A peaceful physician protest, held in front of the medical council of Iran on October 26th, 2022 for the right to treat wounded patients, was responded to with arrests, beatings, tear gas, and gun shots. Dr. Parisa Bahmani, a young general surgeon, was killed from police fire at the protest. In the weeks since, doctors and researchers have continued to be arrested for treating protesters or giving speeches at protests, but “the true number of doctors in custody is unknown.”

On December 12th, 2022, Dr. Aida Rostami vanished on her way home from treating a wounded protester, too fearful to visit a hospital, at their home in the Ekbatan neighborhood of Tehran. The next day, her family was contacted by forensic services and informed of her death, stating that she had died in a car accident. Her skull was crushed, her eye enucleated, and arms broken, with all evidence pointing towards homicide. Government news sources later proclaimed that she had been thrown off a bridge and died as a result of blunt force.

These violent incidents have led to intense fear among healthcare personnel, further heightened following the death sentence of Dr. Hamid Ghare-Hassanlou, a renowned physician and philanthropist. Dr. Ghare-Hassanlou and his wife Farzaneh were driving home on November 3rd, 2022, when they were inadvertently caught up in a crowd of protesters brutally beating a member of paramilitary force group of the Islamic Revolutionary Guard. While many witnesses attested to the couple having no role in the event, the couple were beaten in front of their 14-year-old daughter and arrested at their home later that night. Dr. Ghare-Hassanlou was charged with a death sentence and his wife sentenced to 25 years in prison, without proper legal representation. Though the death sentence was later repealed, the episode further terrorized doctors and curtailed their willingness to participate in protests.
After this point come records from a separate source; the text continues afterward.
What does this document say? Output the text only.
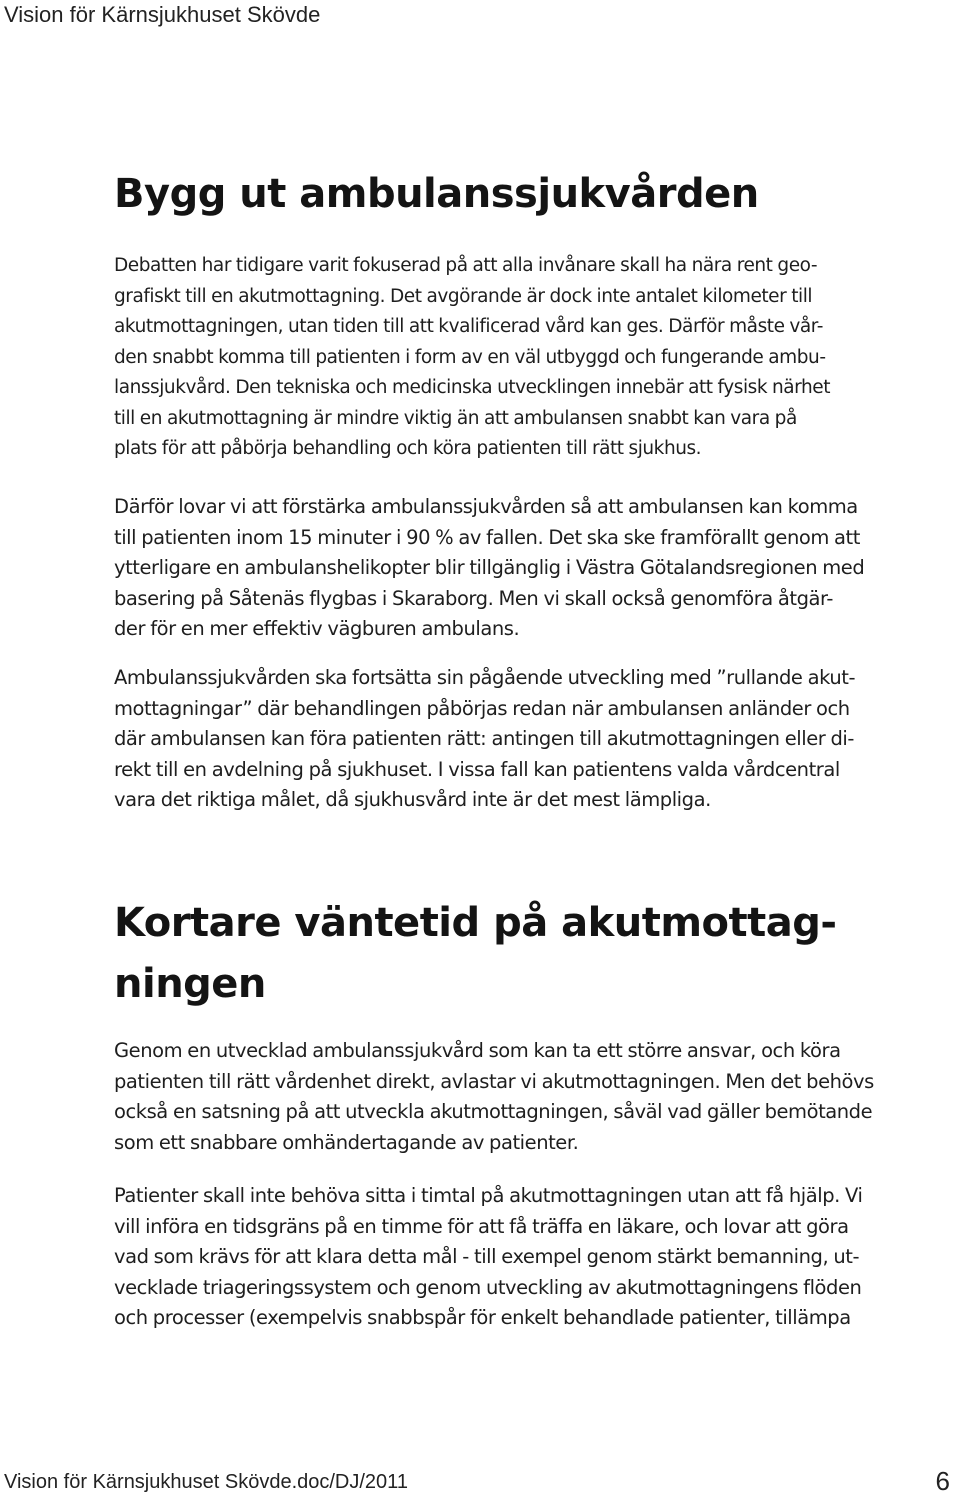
Vision för Kärnsjukhuset Skövde
Bygg ut ambulanssjukvården

Debatten har tidigare varit fokuserad på att alla invånare skall ha nära rent geo-
grafiskt till en akutmottagning. Det avgörande är dock inte antalet kilometer till
akutmottagningen, utan tiden till att kvalificerad vård kan ges. Därför måste vår-
den snabbt komma till patienten i form av en väl utbyggd och fungerande ambu-
lanssjukvård. Den tekniska och medicinska utvecklingen innebär att fysisk närhet
till en akutmottagning är mindre viktig än att ambulansen snabbt kan vara på
plats för att påbörja behandling och köra patienten till rätt sjukhus.

Därför lovar vi att förstärka ambulanssjukvården så att ambulansen kan komma
till patienten inom 15 minuter i 90 % av fallen. Det ska ske framförallt genom att
ytterligare en ambulanshelikopter blir tillgänglig i Västra Götalandsregionen med
basering på Såtenäs flygbas i Skaraborg. Men vi skall också genomföra åtgär-
der för en mer effektiv vägburen ambulans.

Ambulanssjukvården ska fortsätta sin pågående utveckling med ”rullande akut-
mottagningar” där behandlingen påbörjas redan när ambulansen anländer och
där ambulansen kan föra patienten rätt: antingen till akutmottagningen eller di-
rekt till en avdelning på sjukhuset. I vissa fall kan patientens valda vårdcentral
vara det riktiga målet, då sjukhusvård inte är det mest lämpliga.

Kortare väntetid på akutmottag-
ningen

Genom en utvecklad ambulanssjukvård som kan ta ett större ansvar, och köra
patienten till rätt vårdenhet direkt, avlastar vi akutmottagningen. Men det behövs
också en satsning på att utveckla akutmottagningen, såväl vad gäller bemötande
som ett snabbare omhändertagande av patienter.

Patienter skall inte behöva sitta i timtal på akutmottagningen utan att få hjälp. Vi
vill införa en tidsgräns på en timme för att få träffa en läkare, och lovar att göra
vad som krävs för att klara detta mål - till exempel genom stärkt bemanning, ut-
vecklade triageringssystem och genom utveckling av akutmottagningens flöden
och processer (exempelvis snabbspår för enkelt behandlade patienter, tillämpa

Vision för Kärnsjukhuset Skövde.doc/DJ/2011	6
Dr Ebrahim Rigi was arrested for treating wounded prisoners in Zahedan in October 2022, but subsequently released. Faced with a death sentence, he posted on his Instagram page with the following caption “My death, my execution, does not matter. I have died in this country a thousand times.” He was rearrested a week later and died as a result of wounds received during torture.

A Call to Action

The toll of the regime’s brutal and violent response has left hundreds beaten and seriously wounded – and has placed Iranian healthcare workers treating them in a dangerous position.

Dr. Mirhadi states, “I’m reaching out to the community outside of Iran for help. I do feel hopeless at some points because I cannot keep up with all these messages.” Dr. Kamiar Alaei, a physician and activist who served more than 2 years in prison following a conviction by the Iranian government for ‘working with an enemy government’ on his HIV/AIDS research, shares some optimism: “Iranian doctors are taking part in protests for the first time, which shows how widespread they are. I am optimistic now about Iran and we say to academics around the world, please support the Iranian people.”

Healthcare is a human right, and that right is under fire in Iran. We cannot turn a blind eye.

This article is dedicated to the healthcare providers of Iran. We see you, and we stand with you.

Woman, Life, Freedom

Disclaimer: Views expressed by contributors are solely those of individual contributors, and not necessarily those of PLOS.